George Freeman rules big photographic scene in Adelaide from 1860s with skill, innovation and showmanship

King William Street, Adelaide city, around the 1870s, one of the city views taken by professional photographer and entrepreneur Gerge Freeman (top right). Bottom right: Freeman's portait of an unidentified Aboriginal child.
Images courtesy Pamela Goodhart Dodd (great dranddaughter of George John Freeman) and Andrew Dodd
Adelaide launched George Freeman's 34-year 19th Century career bringing skill, showmanship and innovation to the huge Australian photographic industry, outdoing the local studios of Townsend Duryea and Robert Hall.
Freeman, London-born and educated at Bayswater Grammar, was inspired by a “apparatus for photography” gift from his father in 1857. Freeman, at 19, arrived in Adelaide with his father and stepmother on the Countess of Fife in 1860. Almost straight away, he set up a photographic studio in Hindley Street, Adelaide city, with another young photographic hopeful Edward Belcher. Their partnership continued, on and off, at 97 Hindley Street from 1861 (with Freeman was sole proprietor from 1864) and opposite Adelaide Town Hall in 1866-67 (Town Hall Photographic Gallery in 1867).
The entrepreneurial Freeman always enthusiastically experimented with the latest processes and techniques, In 1864, some “chemical experiments” caused an explosion and fire in the cellar of the Hindley Street premises shared with Belcher. Freeman was knocked unconscious and injured his face and hands. The next year, the South Australian Register described Freeman’s “two portraits of the same gentleman, one sitting without his hat and looking upward, and the other standing” as “ingenious”. In 1874, the South Australian Advertiser applauded Freeman’s “triple portrait, showing the face of the emperor of Prussia, the late emperor of the French, and Prince Bismarck, all in one bust.”

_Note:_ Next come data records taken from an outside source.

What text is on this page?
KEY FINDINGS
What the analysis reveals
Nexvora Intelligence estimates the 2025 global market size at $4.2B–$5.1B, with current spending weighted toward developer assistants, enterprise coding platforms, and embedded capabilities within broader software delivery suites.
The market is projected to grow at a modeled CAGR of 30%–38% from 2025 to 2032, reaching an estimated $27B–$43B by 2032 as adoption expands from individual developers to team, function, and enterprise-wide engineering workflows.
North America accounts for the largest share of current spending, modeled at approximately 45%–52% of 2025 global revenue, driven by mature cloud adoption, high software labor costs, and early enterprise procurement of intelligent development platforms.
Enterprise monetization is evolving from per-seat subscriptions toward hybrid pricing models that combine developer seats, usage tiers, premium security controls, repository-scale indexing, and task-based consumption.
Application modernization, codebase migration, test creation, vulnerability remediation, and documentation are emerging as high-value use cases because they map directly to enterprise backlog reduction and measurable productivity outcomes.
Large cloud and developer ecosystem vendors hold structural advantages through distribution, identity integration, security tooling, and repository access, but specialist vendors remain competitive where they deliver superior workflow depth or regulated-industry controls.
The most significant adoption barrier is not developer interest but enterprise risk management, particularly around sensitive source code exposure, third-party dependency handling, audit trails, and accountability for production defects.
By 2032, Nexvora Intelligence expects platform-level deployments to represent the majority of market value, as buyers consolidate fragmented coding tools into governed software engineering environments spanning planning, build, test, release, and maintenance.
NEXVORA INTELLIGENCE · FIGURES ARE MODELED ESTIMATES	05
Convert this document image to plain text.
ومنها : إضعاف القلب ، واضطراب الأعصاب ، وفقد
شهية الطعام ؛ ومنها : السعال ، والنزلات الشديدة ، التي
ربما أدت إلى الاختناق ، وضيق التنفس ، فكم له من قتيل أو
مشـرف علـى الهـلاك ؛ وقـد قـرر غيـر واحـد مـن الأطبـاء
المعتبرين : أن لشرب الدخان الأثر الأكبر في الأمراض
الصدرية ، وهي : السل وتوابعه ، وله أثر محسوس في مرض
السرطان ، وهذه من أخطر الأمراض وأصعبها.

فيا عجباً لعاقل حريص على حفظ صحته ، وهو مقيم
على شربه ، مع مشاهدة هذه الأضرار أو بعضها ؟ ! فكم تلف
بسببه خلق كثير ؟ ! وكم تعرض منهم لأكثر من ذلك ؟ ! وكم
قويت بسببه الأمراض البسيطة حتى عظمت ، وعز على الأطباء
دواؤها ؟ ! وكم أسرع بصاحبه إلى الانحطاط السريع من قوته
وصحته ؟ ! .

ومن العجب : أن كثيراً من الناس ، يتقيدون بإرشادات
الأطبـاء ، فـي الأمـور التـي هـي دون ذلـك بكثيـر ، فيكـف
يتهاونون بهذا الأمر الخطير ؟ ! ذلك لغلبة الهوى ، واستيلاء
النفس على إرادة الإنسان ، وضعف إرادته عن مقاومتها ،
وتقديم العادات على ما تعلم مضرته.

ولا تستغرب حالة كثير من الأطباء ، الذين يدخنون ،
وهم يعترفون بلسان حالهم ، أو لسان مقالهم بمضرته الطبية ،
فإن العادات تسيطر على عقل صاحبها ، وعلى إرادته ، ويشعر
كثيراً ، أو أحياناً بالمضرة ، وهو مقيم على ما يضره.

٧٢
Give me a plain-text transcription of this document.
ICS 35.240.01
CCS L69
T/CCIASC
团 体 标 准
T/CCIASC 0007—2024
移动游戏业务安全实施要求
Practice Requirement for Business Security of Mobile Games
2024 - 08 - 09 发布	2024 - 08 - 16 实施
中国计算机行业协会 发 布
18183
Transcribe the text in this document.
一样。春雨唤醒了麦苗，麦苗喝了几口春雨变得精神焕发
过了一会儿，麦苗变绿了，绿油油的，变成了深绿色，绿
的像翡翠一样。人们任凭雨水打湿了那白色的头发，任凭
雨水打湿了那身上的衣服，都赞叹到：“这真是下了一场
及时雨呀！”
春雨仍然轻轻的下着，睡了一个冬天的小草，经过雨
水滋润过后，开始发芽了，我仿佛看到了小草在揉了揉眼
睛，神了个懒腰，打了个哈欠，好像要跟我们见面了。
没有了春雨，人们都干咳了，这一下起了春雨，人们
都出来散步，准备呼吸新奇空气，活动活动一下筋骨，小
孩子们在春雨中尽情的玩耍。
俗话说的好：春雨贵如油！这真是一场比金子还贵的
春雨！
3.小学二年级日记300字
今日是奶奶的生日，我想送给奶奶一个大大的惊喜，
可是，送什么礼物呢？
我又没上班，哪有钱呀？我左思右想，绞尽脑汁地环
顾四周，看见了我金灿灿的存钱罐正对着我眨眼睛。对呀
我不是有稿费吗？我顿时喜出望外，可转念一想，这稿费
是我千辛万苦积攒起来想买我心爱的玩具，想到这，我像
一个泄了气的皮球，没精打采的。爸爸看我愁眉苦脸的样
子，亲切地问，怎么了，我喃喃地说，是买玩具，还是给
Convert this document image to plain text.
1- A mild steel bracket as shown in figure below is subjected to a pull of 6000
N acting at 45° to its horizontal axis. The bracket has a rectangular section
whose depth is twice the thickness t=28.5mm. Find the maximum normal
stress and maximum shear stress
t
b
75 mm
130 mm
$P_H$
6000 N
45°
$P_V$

From the 1870s, Freeman called his business (in Rundle Street until 1882, King William Street 1883-84) the Melbourne Photographic Company – linked to a firm operating in the Victorian gold-mining town of Heathcote in 1865 when a young man had posed in rags and tatters for images to touch the heart (and pocket) of an uncle at home in England.
By 1874, Freeman was sole South Australian agent for the Art Union of Victoria and he published an album of Adelaide views with Edward James Wivell, thought to be partner of H.J. Johnstone at Melbourne in 1857. During the 1870s, Freeman was probably Adelaide’s leading fine arts entrepreneur. In 1873, he presented a “dissolving view and oxyhydrogen light” show of uplifting scenes from Illustrations from the Life of Christ, The Bottle and The Drunkard’s Children and The Pilgrim’s Progress.
Freeman successfully exhibited British and colonial paintings and photographs at Adelaide Town Hall in 1874 and opened a special picture gallery with gis Melbourne Photographic Company’s studio that exhibited paintings won by South Australian subscribers to the Victorian Art Union. The press reported every novelty by Freeman who experimented with luminous paint (photographs glowing in the dark), glass transparencies (small for magic lanterns, large for windows), coloured sunsets and moonrises and instantaneous action photographs using dry plates, assisted by flash powder. In 1879, he debunked the craze for “spirit” photographs by showed how these could be faked.
Freeman took several views of Adelaide in 1875 for the South Australian commissioners for the 1876 Philadelphia centennial exhibition. Two were city panoramas: the first, from the top of The Advertiser building, the second, from Montefiore Hill. By 1877, he had a new 22×18 inch camera that took views winning a bronze medal at the Paris universal exhibition in 1878 and third prize at the Sydney International in 1879.
Freeman married artist Mary Sarah Goodhart in 1876. Three years later, he lost many negatives in a fire in his studio. Freeman moved his business to New South Wales in 1884 and worked at Newcastle in 1884. He returned to Adelaide by 1892, where he set up a camera obscura entertainment at Glenelg Beach. He died in Adelaide in 1895.